韋蝠王道:“不錯,教主對付老和尚,咱們對付小和尚,倘若禿賊人多勢重再步什麽陣法,本教的五行旗數萬人齊上,豈會推不倒這座千年古刹?”


    龍駿想到心禪七老的一指禪功,不禁一歎,七位枯禪高僧的功力縱是不及百損道長、金輪法王這些人的級別,卻也相逾不多,遠勝過陽敬軒韋蝠王兩籌,七位老禪師靜坐枯禪、參悟佛道,佛法精湛,內勁雄厚,尤其七星玄妙,心意相通,對方意思不必言說,七人自可感應得到,這等同七人成一體,一體化七人,故名心禪,試想每人四十年內功修為,當世奇人內功再強也深不過七人內勁疊加。

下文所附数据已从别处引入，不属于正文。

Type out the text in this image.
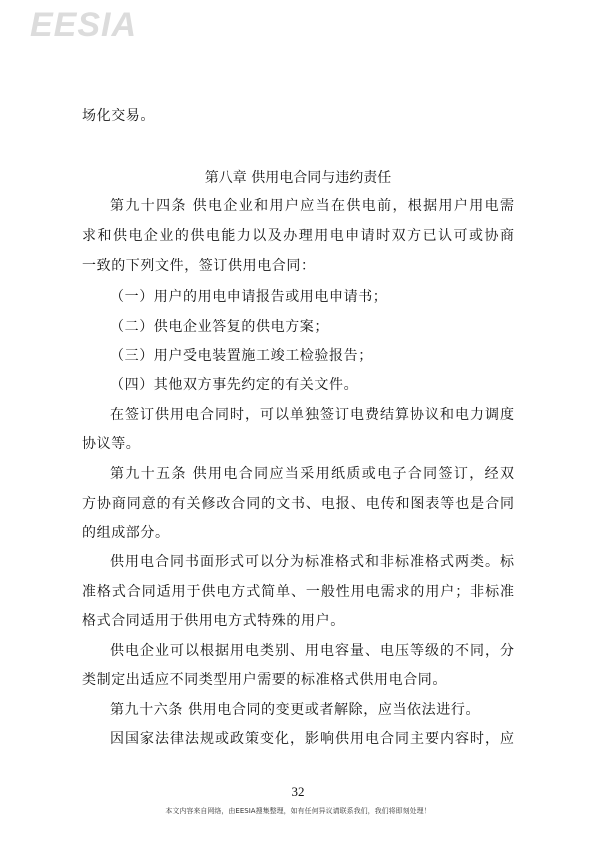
EESIA
场化交易。
第八章 供用电合同与违约责任
第九十四条 供电企业和用户应当在供电前，根据用户用电需
求和供电企业的供电能力以及办理用电申请时双方已认可或协商
一致的下列文件，签订供用电合同：
（一）用户的用电申请报告或用电申请书；
（二）供电企业答复的供电方案；
（三）用户受电装置施工竣工检验报告；
（四）其他双方事先约定的有关文件。
在签订供用电合同时，可以单独签订电费结算协议和电力调度
协议等。
第九十五条 供用电合同应当采用纸质或电子合同签订，经双
方协商同意的有关修改合同的文书、电报、电传和图表等也是合同
的组成部分。
供用电合同书面形式可以分为标准格式和非标准格式两类。标
准格式合同适用于供电方式简单、一般性用电需求的用户；非标准
格式合同适用于供用电方式特殊的用户。
供电企业可以根据用电类别、用电容量、电压等级的不同，分
类制定出适应不同类型用户需要的标准格式供用电合同。
第九十六条 供用电合同的变更或者解除，应当依法进行。
因国家法律法规或政策变化，影响供用电合同主要内容时，应
32
本文内容来自网络，由EESIA搜集整理，如有任何异议请联系我们，我们将即刻处理！
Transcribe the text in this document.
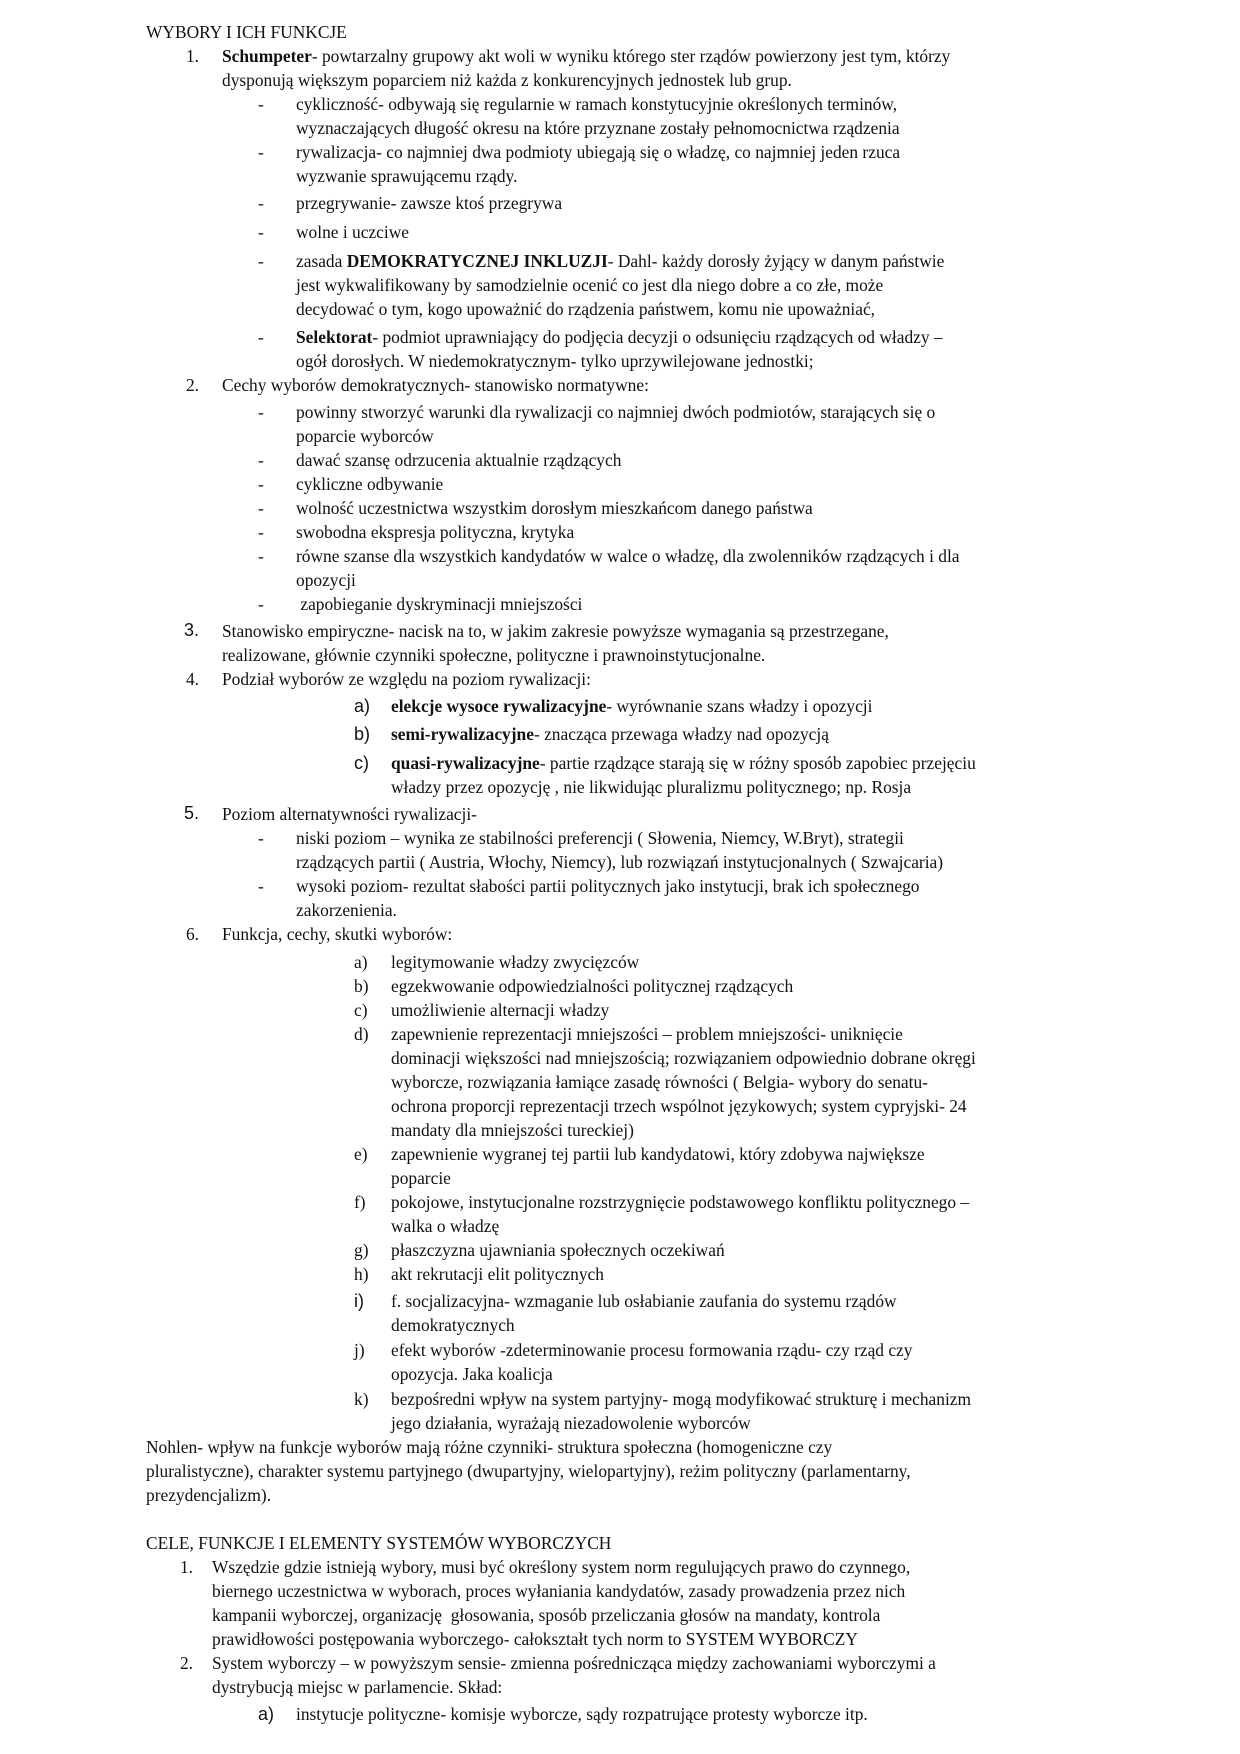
WYBORY I ICH FUNKCJE

1. Schumpeter- powtarzalny grupowy akt woli w wyniku którego ster rządów powierzony jest tym, którzy

dysponują większym poparciem niż każda z konkurencyjnych jednostek lub grup.

- cykliczność- odbywają się regularnie w ramach konstytucyjnie określonych terminów,

wyznaczających długość okresu na które przyznane zostały pełnomocnictwa rządzenia

- rywalizacja- co najmniej dwa podmioty ubiegają się o władzę, co najmniej jeden rzuca

wyzwanie sprawującemu rządy.

- przegrywanie- zawsze ktoś przegrywa

- wolne i uczciwe

- zasada DEMOKRATYCZNEJ INKLUZJI- Dahl- każdy dorosły żyjący w danym państwie

jest wykwalifikowany by samodzielnie ocenić co jest dla niego dobre a co złe, może

decydować o tym, kogo upoważnić do rządzenia państwem, komu nie upoważniać,

- Selektorat- podmiot uprawniający do podjęcia decyzji o odsunięciu rządzących od władzy –

ogół dorosłych. W niedemokratycznym- tylko uprzywilejowane jednostki;

2. Cechy wyborów demokratycznych- stanowisko normatywne:

- powinny stworzyć warunki dla rywalizacji co najmniej dwóch podmiotów, starających się o

poparcie wyborców

- dawać szansę odrzucenia aktualnie rządzących

- cykliczne odbywanie

- wolność uczestnictwa wszystkim dorosłym mieszkańcom danego państwa

- swobodna ekspresja polityczna, krytyka

- równe szanse dla wszystkich kandydatów w walce o władzę, dla zwolenników rządzących i dla

opozycji

- zapobieganie dyskryminacji mniejszości

3. Stanowisko empiryczne- nacisk na to, w jakim zakresie powyższe wymagania są przestrzegane,

realizowane, głównie czynniki społeczne, polityczne i prawnoinstytucjonalne.

4. Podział wyborów ze względu na poziom rywalizacji:

a) elekcje wysoce rywalizacyjne- wyrównanie szans władzy i opozycji

b) semi-rywalizacyjne- znacząca przewaga władzy nad opozycją

c) quasi-rywalizacyjne- partie rządzące starają się w różny sposób zapobiec przejęciu

władzy przez opozycję , nie likwidując pluralizmu politycznego; np. Rosja

5. Poziom alternatywności rywalizacji-

- niski poziom – wynika ze stabilności preferencji ( Słowenia, Niemcy, W.Bryt), strategii

rządzących partii ( Austria, Włochy, Niemcy), lub rozwiązań instytucjonalnych ( Szwajcaria)

- wysoki poziom- rezultat słabości partii politycznych jako instytucji, brak ich społecznego

zakorzenienia.

6. Funkcja, cechy, skutki wyborów:

a) legitymowanie władzy zwycięzców

b) egzekwowanie odpowiedzialności politycznej rządzących

c) umożliwienie alternacji władzy

d) zapewnienie reprezentacji mniejszości – problem mniejszości- uniknięcie

dominacji większości nad mniejszością; rozwiązaniem odpowiednio dobrane okręgi

wyborcze, rozwiązania łamiące zasadę równości ( Belgia- wybory do senatu-

ochrona proporcji reprezentacji trzech wspólnot językowych; system cypryjski- 24

mandaty dla mniejszości tureckiej)

e) zapewnienie wygranej tej partii lub kandydatowi, który zdobywa największe

poparcie

f) pokojowe, instytucjonalne rozstrzygnięcie podstawowego konfliktu politycznego –

walka o władzę

g) płaszczyzna ujawniania społecznych oczekiwań

h) akt rekrutacji elit politycznych

i) f. socjalizacyjna- wzmaganie lub osłabianie zaufania do systemu rządów

demokratycznych

j) efekt wyborów -zdeterminowanie procesu formowania rządu- czy rząd czy

opozycja. Jaka koalicja

k) bezpośredni wpływ na system partyjny- mogą modyfikować strukturę i mechanizm

jego działania, wyrażają niezadowolenie wyborców

Nohlen- wpływ na funkcje wyborów mają różne czynniki- struktura społeczna (homogeniczne czy

pluralistyczne), charakter systemu partyjnego (dwupartyjny, wielopartyjny), reżim polityczny (parlamentarny,

prezydencjalizm).

CELE, FUNKCJE I ELEMENTY SYSTEMÓW WYBORCZYCH

1. Wszędzie gdzie istnieją wybory, musi być określony system norm regulujących prawo do czynnego,

biernego uczestnictwa w wyborach, proces wyłaniania kandydatów, zasady prowadzenia przez nich

kampanii wyborczej, organizację  głosowania, sposób przeliczania głosów na mandaty, kontrola

prawidłowości postępowania wyborczego- całokształt tych norm to SYSTEM WYBORCZY

2. System wyborczy – w powyższym sensie- zmienna pośrednicząca między zachowaniami wyborczymi a

dystrybucją miejsc w parlamencie. Skład:

a) instytucje polityczne- komisje wyborcze, sądy rozpatrujące protesty wyborcze itp.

    憑己一人之力脫身容易,但要破陣卻終嫌不足,即使加上三位法王、光明使者、三散人齊上,眾多聯手也絕難討好,除非孤拋一擲,抱著兩敗俱傷的心態,一落場就痛下殺手,隻要施全力斃掉兩人,其餘五老則不難對付,但如此大傷和氣,決不可如此。


    幸而七位禪師有言在先,隻要我向方丈言明相求,得方丈允許,便可攜手帶清兒離去,雙方不動幹戈,化解明教與武林的恩怨,正是我所希望的。


    三人見教主兀自出神,臉色正潤,真氣流動,溶溶月光下,倒似被佛門點化過的靈寶之氣,顯然內功達到了匪夷所思的地步,均想:“當年石教主在世,內功深厚卻遠遠不及這位少年,可知龍教主年紀雖輕,但天賦異稟,在武學上占盡先機天份,換作旁人就是苦修一輩子,也未必將一門上乘武學練成。”


    龍駿環顧三人,說道:“放心吧,明日咱們進寺拜會主持方丈,務必說服老禪師念在佛門慈悲為懷,答應放清兒下山,否則……我也顧及不那麽多了。”


    他心下尋思:“驅除韃虜,對於我這未來人而言,並沒什麽實質意義,反而搭救心愛的女人高於一切,因為民族利益經過曆史的發展,合久必分,分久必合,為大勢所趨,很難分出對與錯;而刻骨銘心的愛情卻能跨越千年時光,古今相戀始終堅貞不渝,我不來管曆史到底是何發展,隻要斯守自己所愛的人,不論古今時空都是一種幸福的存在。”


    此際雲開月現,滿山皆明,他望了望天下的半彎月牙,心中不禁又掛念起另一個女子,伊人的名字正代表著他此時的心情,她是否也在一處幽靜之所,對月撫琴呢?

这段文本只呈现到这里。